Sehr geil. 7 Ebit waren erwartet. 9 sind es geworden.


30.01.2008 ::

HWA AG: Vorläufige Zahlen für 2007: Umsatz plus 7%; EBIT steigt um 30%


Affalterbach, 30. Januar 2008 – Der Automobilrennsportspezialist HWA AG hat nach vorläufigen Zahlen (Rechnungslegung HGB) einen Umsatz von 61,7 Millionen Euro erzielt. Dies entspricht einer Steigerung um 7,1% im Vergleich zum Vorjahr. Das EBIT betrug im Jahr 2007 9,0 Millionen Euro (+ 30,4% gegenüber dem Vorjahr).

Dass diese vorläufigen Zahlen deutlich über den Erwartungen des Managements liegen, ist darauf zurückzuführen, dass im Jahresendgeschäft die Erträge aus dem Geschäft mit Fahrzeugkomponenten höher ausfielen als erwartet.

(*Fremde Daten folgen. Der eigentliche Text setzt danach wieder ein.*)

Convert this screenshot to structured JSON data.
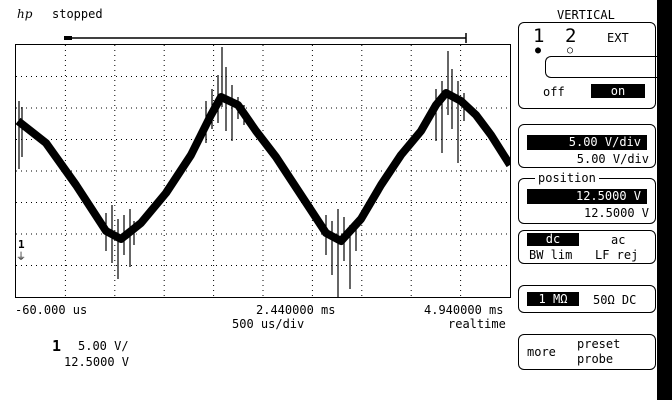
{
  "header": {
    "logo": "hp",
    "status": "stopped"
  },
  "vertical_menu": {
    "title": "VERTICAL",
    "ch1": "1",
    "ch2": "2",
    "ext": "EXT",
    "off": "off",
    "on": "on",
    "scale_selected": "5.00  V/div",
    "scale_value": "5.00  V/div",
    "position_label": "position",
    "position_selected": "12.5000  V",
    "position_value": "12.5000  V",
    "coupling_dc": "dc",
    "coupling_ac": "ac",
    "bw_lim": "BW lim",
    "lf_rej": "LF rej",
    "impedance_1m": "1 MΩ",
    "impedance_50": "50Ω DC",
    "more": "more",
    "preset": "preset",
    "probe": "probe"
  },
  "timebase": {
    "left_time": "-60.000 us",
    "center_time": "2.440000 ms",
    "right_time": "4.940000 ms",
    "per_div": "500  us/div",
    "mode": "realtime"
  },
  "channel_readout": {
    "channel": "1",
    "scale": "5.00  V/",
    "offset": "12.5000  V"
  },
  "ground_marker": "1"
}
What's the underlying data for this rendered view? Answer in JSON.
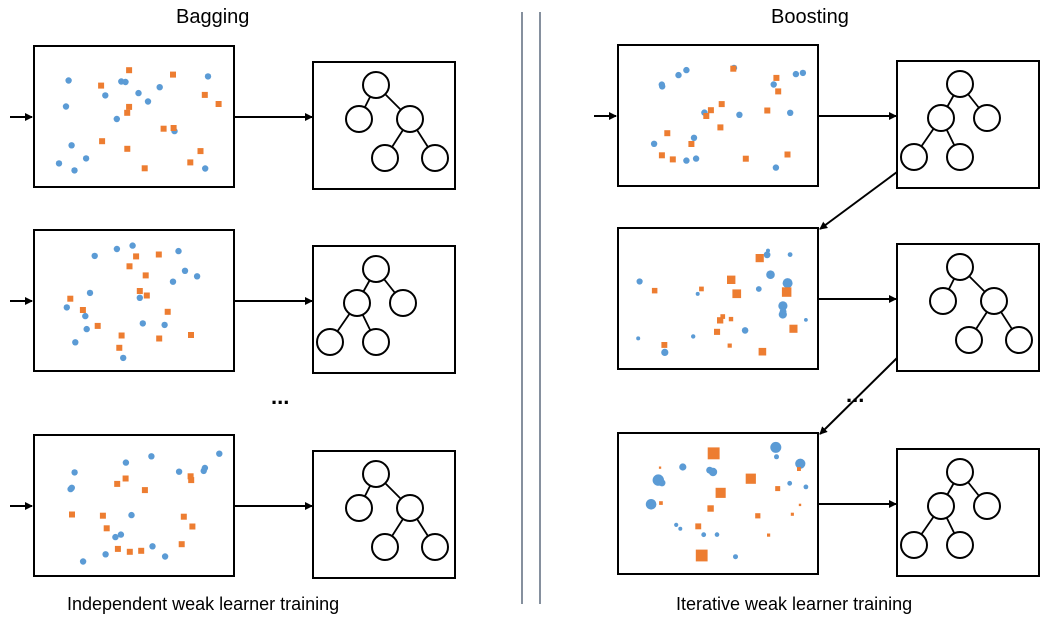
{
  "titles": {
    "left": "Bagging",
    "right": "Boosting"
  },
  "captions": {
    "left": "Independent weak learner training",
    "right": "Iterative weak learner training"
  },
  "ellipsis": "...",
  "colors": {
    "blue": "#5b9bd5",
    "orange": "#ed7d31",
    "line": "#000000",
    "divider": "#44546a"
  }
}
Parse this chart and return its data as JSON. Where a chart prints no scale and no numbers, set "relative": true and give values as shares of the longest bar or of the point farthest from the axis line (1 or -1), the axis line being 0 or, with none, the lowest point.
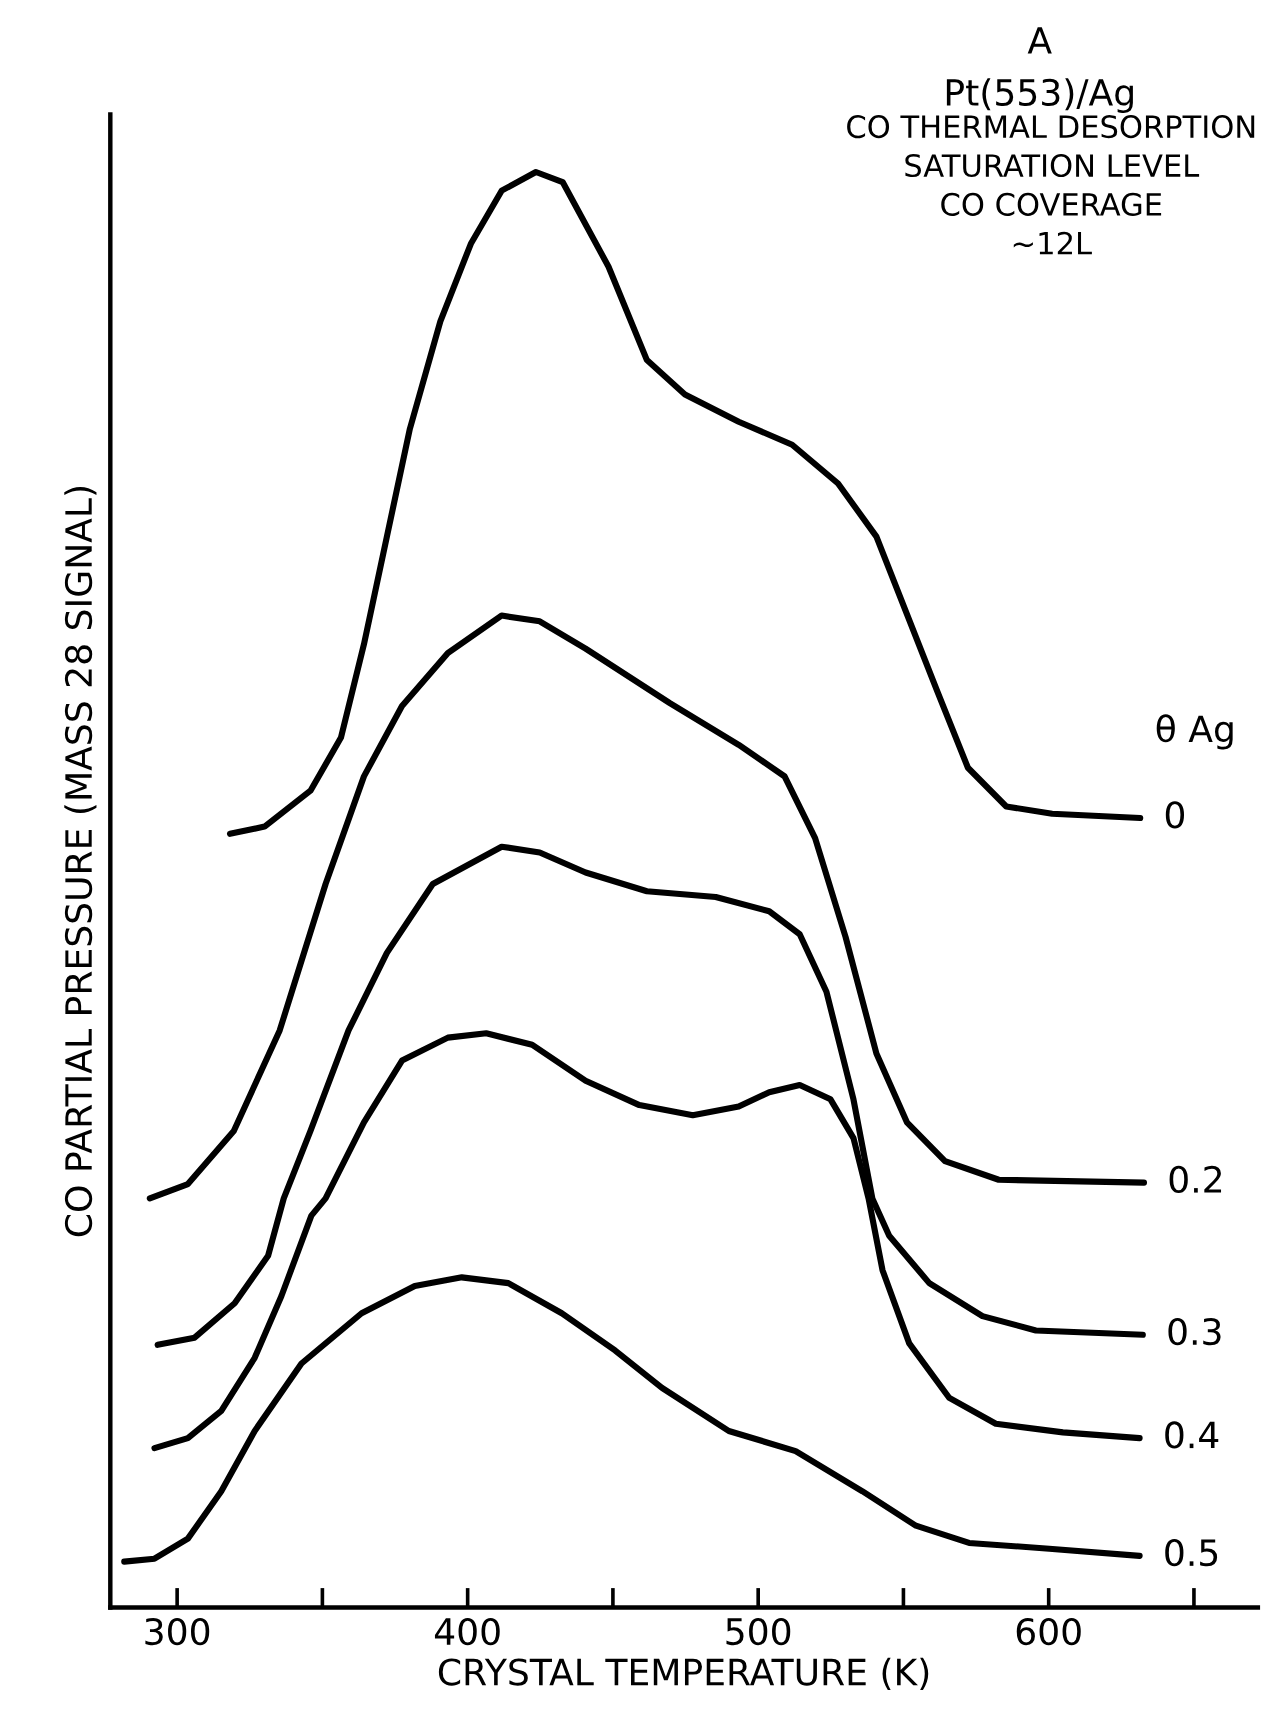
{
  "chart_data": {
    "type": "line",
    "title": "A",
    "subtitle": "Pt(553)/Ag",
    "xlabel": "CRYSTAL TEMPERATURE (K)",
    "ylabel": "CO PARTIAL PRESSURE (MASS 28 SIGNAL)",
    "legend_title": "θ Ag",
    "annotations": [
      "CO THERMAL DESORPTION\nSATURATION LEVEL\nCO COVERAGE\n~12L"
    ],
    "relative": true,
    "grid": false,
    "legend": false,
    "marker": "none",
    "line_style": "solid",
    "xlim": [
      277,
      672
    ],
    "xticks": [
      300,
      {
        "value": 350,
        "label": null
      },
      400,
      {
        "value": 450,
        "label": null
      },
      500,
      {
        "value": 550,
        "label": null
      },
      600,
      {
        "value": 650,
        "label": null
      }
    ],
    "series": [
      {
        "name": "0",
        "color": "#000000",
        "x": [
          318.2,
          330.1,
          345.9,
          356.4,
          364.3,
          372.2,
          380.1,
          390.6,
          401.1,
          411.7,
          423.5,
          432.7,
          448.5,
          461.7,
          474.8,
          493.3,
          511.7,
          527.5,
          540.7,
          551.2,
          561.7,
          572.2,
          585.4,
          601.2,
          631.5
        ],
        "values": [
          0.539,
          0.544,
          0.569,
          0.606,
          0.671,
          0.746,
          0.821,
          0.896,
          0.95,
          0.987,
          1.0,
          0.993,
          0.934,
          0.869,
          0.845,
          0.826,
          0.81,
          0.783,
          0.746,
          0.692,
          0.638,
          0.585,
          0.558,
          0.553,
          0.55
        ]
      },
      {
        "name": "0.2",
        "color": "#000000",
        "x": [
          290.6,
          303.7,
          319.5,
          335.3,
          351.1,
          364.3,
          377.4,
          393.2,
          411.7,
          424.8,
          440.6,
          469.6,
          493.3,
          509.1,
          519.6,
          530.1,
          540.7,
          551.2,
          564.3,
          582.8,
          632.8
        ],
        "values": [
          0.285,
          0.295,
          0.332,
          0.402,
          0.504,
          0.579,
          0.628,
          0.665,
          0.691,
          0.687,
          0.668,
          0.63,
          0.601,
          0.579,
          0.536,
          0.467,
          0.386,
          0.338,
          0.311,
          0.298,
          0.296
        ]
      },
      {
        "name": "0.3",
        "color": "#000000",
        "x": [
          293.3,
          306.0,
          319.8,
          331.3,
          336.7,
          345.9,
          359.0,
          372.2,
          388.0,
          411.7,
          424.8,
          440.6,
          461.7,
          485.4,
          503.8,
          514.3,
          523.5,
          532.8,
          539.3,
          545.1,
          558.9,
          577.2,
          595.6,
          632.4
        ],
        "values": [
          0.183,
          0.188,
          0.212,
          0.245,
          0.285,
          0.332,
          0.402,
          0.456,
          0.504,
          0.53,
          0.526,
          0.512,
          0.499,
          0.495,
          0.485,
          0.469,
          0.429,
          0.354,
          0.285,
          0.259,
          0.226,
          0.203,
          0.193,
          0.19
        ]
      },
      {
        "name": "0.4",
        "color": "#000000",
        "x": [
          292.2,
          303.7,
          315.2,
          326.7,
          335.9,
          346.2,
          351.1,
          364.3,
          377.4,
          393.2,
          406.4,
          422.2,
          440.6,
          459.1,
          477.5,
          493.3,
          503.8,
          514.3,
          524.9,
          532.8,
          538.0,
          542.8,
          552.0,
          565.8,
          581.8,
          604.9,
          631.3
        ],
        "values": [
          0.111,
          0.118,
          0.137,
          0.174,
          0.217,
          0.273,
          0.285,
          0.338,
          0.381,
          0.397,
          0.4,
          0.392,
          0.367,
          0.35,
          0.343,
          0.349,
          0.359,
          0.364,
          0.354,
          0.327,
          0.285,
          0.235,
          0.184,
          0.146,
          0.128,
          0.122,
          0.118
        ]
      },
      {
        "name": "0.5",
        "color": "#000000",
        "x": [
          281.8,
          292.2,
          303.7,
          315.2,
          326.7,
          342.8,
          363.5,
          381.8,
          398.0,
          414.0,
          432.4,
          450.8,
          466.9,
          489.9,
          512.9,
          535.9,
          554.3,
          572.6,
          600.2,
          631.3
        ],
        "values": [
          0.032,
          0.034,
          0.048,
          0.081,
          0.123,
          0.17,
          0.205,
          0.224,
          0.23,
          0.226,
          0.205,
          0.179,
          0.153,
          0.123,
          0.109,
          0.081,
          0.057,
          0.045,
          0.041,
          0.036
        ]
      }
    ]
  }
}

Für das Jahr 2008, das auch das 10 jährige Firmenjubiläum markiert, rechnet das Management der HWA AG mit einer Fortsetzung des positiven Trends mit einem weiteren Umsatz- und Ergebniswachstum.

Finale Zahlen für das Jahr 2007 wird HWA AG am 2. April 2008 veröffentlichen.



Ansprechpartner:

Hans-Jürgen Mattheis
HWA AG
Benzstraße 8
71563 Affalterbach
Telefon: + 49/ (0) 7144/ 8717- 279
Telefax: + 49/ (0) 7144/ 8718- 111
ir@hwaag.com
www.hwaag.com



Unternehmensprofil HWA

Die 1998 gegründete HWA AG entstand durch Ausgliederung aus der von Hans Werner Aufrecht in 1967 aufgebauten AMG, dem Veredelungsspezialisten für die Marke Mercedes-Benz. Ende 1998 veräußerte Herr Aufrecht die damalige AMG Motoren- und Entwicklungsgesellschaft mbH mehrheitlich an die Daimler AG. Im Rahmen dieser Veräußerung wurden die Bereiche Automobilrennsport, das heutige Team AMG-Mercedes in der DTM und Teile des Bereichs Fahrzeugkomponenten herausgelöst und auf die HWA AG übertragen. Im Segment Fahrzeugkomponenten entwickelt und baut das Unternehmen Fahrzeuge im Auftrag der Daimler AG und der Mercedes-AMG GmbH. Neben dem Rennteam in der Deutschen Tourenwagen-Masters (DTM) und dem Segment Fahrzeugkomponenten fertigt und betreut die HWA seit 2003 Rennmotoren für die Formel 3 EuroSeries und für die Britische Formel 3 Serie. Die HWA AG beschäftigt am Standort Affalterbach derzeit 224 Mitarbeiter. Im Jahr 2006 erzielte die HWA AG einen Umsatz von 57,6 Millionen Euro und ein EBIT von 6,9 Millionen Euro. Nach Steuern und Zinsen lag der Nettogewinn bei 4,2 Millionen Euro. Seit dem 19. April 2007 notiert das Unternehmen im Entry Standard der Deutschen Börse.